Cinco escoltas del Presidente Pinochet murieron en el intento de asesinato de éste. Eso no sólo se conmemora rara vez. La Presidenta de la República recibió en La Moneda al principal autor y gestor del quíntuple crimen y magnicidio frustrado, César Bunster. Lejos de horrorizar a la ciudadanía, su actuación le hizo acreedor a ser invitado a los salones de la Presidencia. Hasta escribió un libro ufanándose de su delito y llegó a pretender la dignidad de ser elegido alcalde, intento en el cual, por suerte, fracasó.

Hoy día leo en «La Segunda» que la alcaldesa Graciela Ortúzar (RN), de Lampa, se suma a los homenajes en memoria de Tucapel Jiménez y ha inaugurado una plaza en su recuerdo, a 30 años de su muerte. ¿Alguien imagina a un alcalde de la Concertación inaugurando una plaza en memoria de alguna víctima del terrorismo de extrema izquierda? ¿Por ejemplo, al alcalde de La Reina homenajeando al teniente Zegers, muerto en un atentado terrorista de izquierda en su comuna? Nadie siquiera lo recuerda.

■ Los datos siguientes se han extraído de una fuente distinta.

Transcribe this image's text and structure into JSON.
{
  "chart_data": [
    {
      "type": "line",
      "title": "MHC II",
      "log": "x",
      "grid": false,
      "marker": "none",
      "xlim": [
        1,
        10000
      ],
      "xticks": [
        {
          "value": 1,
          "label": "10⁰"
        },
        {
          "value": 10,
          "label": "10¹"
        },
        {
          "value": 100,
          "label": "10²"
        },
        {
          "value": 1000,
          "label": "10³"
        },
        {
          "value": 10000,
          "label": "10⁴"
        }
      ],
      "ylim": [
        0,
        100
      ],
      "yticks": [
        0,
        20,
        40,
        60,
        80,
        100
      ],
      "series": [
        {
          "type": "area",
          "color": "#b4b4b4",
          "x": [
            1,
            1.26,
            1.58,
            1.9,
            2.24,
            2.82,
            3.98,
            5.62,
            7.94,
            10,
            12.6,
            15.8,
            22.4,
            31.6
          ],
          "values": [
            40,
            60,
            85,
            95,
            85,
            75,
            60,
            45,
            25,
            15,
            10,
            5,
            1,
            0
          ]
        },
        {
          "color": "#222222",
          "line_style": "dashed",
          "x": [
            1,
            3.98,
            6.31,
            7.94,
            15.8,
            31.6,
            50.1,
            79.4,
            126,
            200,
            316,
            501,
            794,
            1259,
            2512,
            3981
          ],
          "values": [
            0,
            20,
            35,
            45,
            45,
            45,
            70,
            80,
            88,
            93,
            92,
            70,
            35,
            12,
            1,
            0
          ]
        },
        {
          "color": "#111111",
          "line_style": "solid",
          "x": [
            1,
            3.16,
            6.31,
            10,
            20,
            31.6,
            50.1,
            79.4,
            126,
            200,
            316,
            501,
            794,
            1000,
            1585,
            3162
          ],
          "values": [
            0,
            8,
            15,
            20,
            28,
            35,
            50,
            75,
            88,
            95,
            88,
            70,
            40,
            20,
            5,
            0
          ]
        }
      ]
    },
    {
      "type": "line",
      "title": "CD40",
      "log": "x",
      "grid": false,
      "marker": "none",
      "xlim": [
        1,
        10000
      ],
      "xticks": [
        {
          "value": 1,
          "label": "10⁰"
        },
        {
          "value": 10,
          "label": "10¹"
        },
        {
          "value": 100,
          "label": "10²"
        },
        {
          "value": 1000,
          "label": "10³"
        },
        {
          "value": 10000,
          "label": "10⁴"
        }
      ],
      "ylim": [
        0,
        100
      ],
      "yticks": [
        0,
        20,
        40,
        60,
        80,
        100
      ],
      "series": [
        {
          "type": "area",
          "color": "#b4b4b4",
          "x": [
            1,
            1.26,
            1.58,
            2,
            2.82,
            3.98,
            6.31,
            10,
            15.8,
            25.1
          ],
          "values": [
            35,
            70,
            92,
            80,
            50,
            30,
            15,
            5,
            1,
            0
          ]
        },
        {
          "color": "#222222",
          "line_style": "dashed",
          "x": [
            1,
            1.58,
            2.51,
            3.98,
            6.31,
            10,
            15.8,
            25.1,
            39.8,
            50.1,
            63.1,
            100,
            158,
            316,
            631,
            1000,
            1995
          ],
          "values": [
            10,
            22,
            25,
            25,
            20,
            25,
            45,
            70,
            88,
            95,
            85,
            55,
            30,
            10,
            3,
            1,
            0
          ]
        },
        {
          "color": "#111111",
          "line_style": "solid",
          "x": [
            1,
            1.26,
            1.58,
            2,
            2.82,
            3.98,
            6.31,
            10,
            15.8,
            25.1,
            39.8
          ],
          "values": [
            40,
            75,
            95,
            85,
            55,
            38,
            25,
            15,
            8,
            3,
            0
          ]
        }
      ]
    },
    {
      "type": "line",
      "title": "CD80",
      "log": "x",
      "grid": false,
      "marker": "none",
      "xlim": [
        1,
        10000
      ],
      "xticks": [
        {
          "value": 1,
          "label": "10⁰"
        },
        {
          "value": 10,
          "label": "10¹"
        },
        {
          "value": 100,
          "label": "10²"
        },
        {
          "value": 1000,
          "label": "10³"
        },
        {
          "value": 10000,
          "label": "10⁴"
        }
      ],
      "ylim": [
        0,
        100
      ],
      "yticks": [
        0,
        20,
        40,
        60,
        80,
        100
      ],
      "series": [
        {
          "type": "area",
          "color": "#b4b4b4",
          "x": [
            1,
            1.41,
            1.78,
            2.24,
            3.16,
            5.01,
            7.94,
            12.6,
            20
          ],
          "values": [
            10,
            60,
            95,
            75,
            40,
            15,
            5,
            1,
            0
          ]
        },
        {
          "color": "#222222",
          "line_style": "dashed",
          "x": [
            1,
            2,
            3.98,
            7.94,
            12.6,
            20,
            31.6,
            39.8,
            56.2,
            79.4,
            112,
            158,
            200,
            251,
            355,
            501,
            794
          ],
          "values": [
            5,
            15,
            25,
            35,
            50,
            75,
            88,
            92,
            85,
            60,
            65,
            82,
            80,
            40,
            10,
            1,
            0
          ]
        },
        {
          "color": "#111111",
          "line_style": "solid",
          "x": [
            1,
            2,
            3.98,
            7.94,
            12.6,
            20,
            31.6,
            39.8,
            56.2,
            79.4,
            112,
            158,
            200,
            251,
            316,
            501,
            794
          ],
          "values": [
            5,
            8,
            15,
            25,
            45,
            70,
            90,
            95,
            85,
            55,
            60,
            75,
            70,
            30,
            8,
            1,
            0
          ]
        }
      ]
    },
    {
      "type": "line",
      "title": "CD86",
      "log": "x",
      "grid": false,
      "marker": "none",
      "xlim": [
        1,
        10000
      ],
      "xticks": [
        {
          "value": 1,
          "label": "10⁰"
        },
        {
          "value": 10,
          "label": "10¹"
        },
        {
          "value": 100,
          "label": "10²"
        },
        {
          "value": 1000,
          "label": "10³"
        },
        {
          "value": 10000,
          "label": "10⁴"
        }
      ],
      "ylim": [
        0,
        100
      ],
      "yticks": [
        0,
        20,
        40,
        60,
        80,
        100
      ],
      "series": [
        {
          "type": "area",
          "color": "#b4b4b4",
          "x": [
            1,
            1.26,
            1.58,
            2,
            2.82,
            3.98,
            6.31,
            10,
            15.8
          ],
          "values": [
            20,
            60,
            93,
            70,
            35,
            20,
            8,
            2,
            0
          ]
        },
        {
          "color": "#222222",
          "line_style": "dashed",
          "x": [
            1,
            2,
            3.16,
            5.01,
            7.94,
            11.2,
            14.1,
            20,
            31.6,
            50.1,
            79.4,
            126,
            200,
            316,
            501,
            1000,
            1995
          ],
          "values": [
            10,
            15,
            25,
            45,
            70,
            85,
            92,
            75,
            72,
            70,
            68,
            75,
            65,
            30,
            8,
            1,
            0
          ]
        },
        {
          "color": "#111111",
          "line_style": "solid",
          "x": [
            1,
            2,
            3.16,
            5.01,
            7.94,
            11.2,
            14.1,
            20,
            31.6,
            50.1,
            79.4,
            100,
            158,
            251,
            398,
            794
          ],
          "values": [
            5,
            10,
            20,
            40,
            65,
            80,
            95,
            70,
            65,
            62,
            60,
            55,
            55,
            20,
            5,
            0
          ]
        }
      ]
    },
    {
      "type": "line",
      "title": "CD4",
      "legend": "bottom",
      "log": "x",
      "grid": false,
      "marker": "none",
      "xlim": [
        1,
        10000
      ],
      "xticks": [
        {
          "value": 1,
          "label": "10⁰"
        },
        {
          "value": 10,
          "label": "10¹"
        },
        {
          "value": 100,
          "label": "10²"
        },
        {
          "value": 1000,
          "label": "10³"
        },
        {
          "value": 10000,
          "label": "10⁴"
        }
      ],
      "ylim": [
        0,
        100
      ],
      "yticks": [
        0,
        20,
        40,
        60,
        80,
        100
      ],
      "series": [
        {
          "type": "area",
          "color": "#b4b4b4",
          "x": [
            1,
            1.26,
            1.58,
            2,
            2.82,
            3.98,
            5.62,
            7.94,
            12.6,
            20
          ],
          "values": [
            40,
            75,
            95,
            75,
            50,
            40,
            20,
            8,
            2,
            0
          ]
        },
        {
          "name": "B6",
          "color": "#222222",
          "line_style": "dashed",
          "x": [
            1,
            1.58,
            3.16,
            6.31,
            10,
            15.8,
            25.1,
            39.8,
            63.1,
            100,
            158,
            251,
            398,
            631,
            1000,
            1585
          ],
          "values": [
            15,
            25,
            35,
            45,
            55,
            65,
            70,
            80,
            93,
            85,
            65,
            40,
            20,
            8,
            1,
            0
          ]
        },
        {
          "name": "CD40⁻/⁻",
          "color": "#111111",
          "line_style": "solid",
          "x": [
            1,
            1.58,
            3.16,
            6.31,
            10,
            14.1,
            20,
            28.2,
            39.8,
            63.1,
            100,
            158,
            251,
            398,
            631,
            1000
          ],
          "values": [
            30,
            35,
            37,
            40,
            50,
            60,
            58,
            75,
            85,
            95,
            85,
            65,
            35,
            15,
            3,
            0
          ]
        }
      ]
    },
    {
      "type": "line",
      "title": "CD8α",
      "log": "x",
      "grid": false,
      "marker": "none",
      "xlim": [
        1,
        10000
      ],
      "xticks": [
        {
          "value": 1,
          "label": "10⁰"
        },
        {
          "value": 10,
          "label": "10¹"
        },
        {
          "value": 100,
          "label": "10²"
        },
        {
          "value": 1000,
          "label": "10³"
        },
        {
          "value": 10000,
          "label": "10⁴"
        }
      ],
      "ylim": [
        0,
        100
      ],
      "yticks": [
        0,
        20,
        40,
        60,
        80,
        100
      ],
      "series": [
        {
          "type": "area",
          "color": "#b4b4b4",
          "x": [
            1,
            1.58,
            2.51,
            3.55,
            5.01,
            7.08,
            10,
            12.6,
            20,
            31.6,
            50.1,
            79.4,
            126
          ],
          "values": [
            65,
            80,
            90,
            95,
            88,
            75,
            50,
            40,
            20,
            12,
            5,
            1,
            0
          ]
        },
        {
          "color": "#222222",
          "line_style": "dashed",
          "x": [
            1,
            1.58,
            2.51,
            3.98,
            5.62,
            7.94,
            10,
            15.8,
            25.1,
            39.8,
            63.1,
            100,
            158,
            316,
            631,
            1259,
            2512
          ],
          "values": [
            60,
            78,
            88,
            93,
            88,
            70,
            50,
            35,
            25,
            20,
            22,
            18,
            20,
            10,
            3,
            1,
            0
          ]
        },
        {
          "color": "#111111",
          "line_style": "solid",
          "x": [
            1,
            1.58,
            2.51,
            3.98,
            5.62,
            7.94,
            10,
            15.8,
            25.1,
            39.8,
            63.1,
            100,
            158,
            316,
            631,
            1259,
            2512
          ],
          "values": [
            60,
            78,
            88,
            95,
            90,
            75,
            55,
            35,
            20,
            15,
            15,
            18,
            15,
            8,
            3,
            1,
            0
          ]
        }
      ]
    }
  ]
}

Los horrores están muy mal distribuidos en el país. Los de un lado se recuerdan y destacan. «Nunca pueden volver a repetirse», se proclama. La izquierda, en cambio, sigue trabajando en ellos. En estos días ¿cuántas bombas estallaron en Santiago? Fueron varias, pero a nadie le importa. Los crímenes de la izquierda se perdonan y se olvidan. Y todo esto con la circunstancia agravante de que quienes iniciaron el proceso de la violencia en Chile, para tomar el poder, fueron los políticos, grupos guerrilleros y terroristas de la izquierda, todos actuando de consuno. Las fuerzas armadas fueron llamadas, justamente, para enfrentar esa violencia y evitar esa toma del poder por las armas.

Los que iniciaron el incendio, entonces, ya no tienen ninguna culpa en los horrores que él provocó. Quienes lo apagaron son los que cargan con todas ellas. Y a estas alturas una redistribución más equitativa de los horrores es completamente imposible, y hasta inimaginable.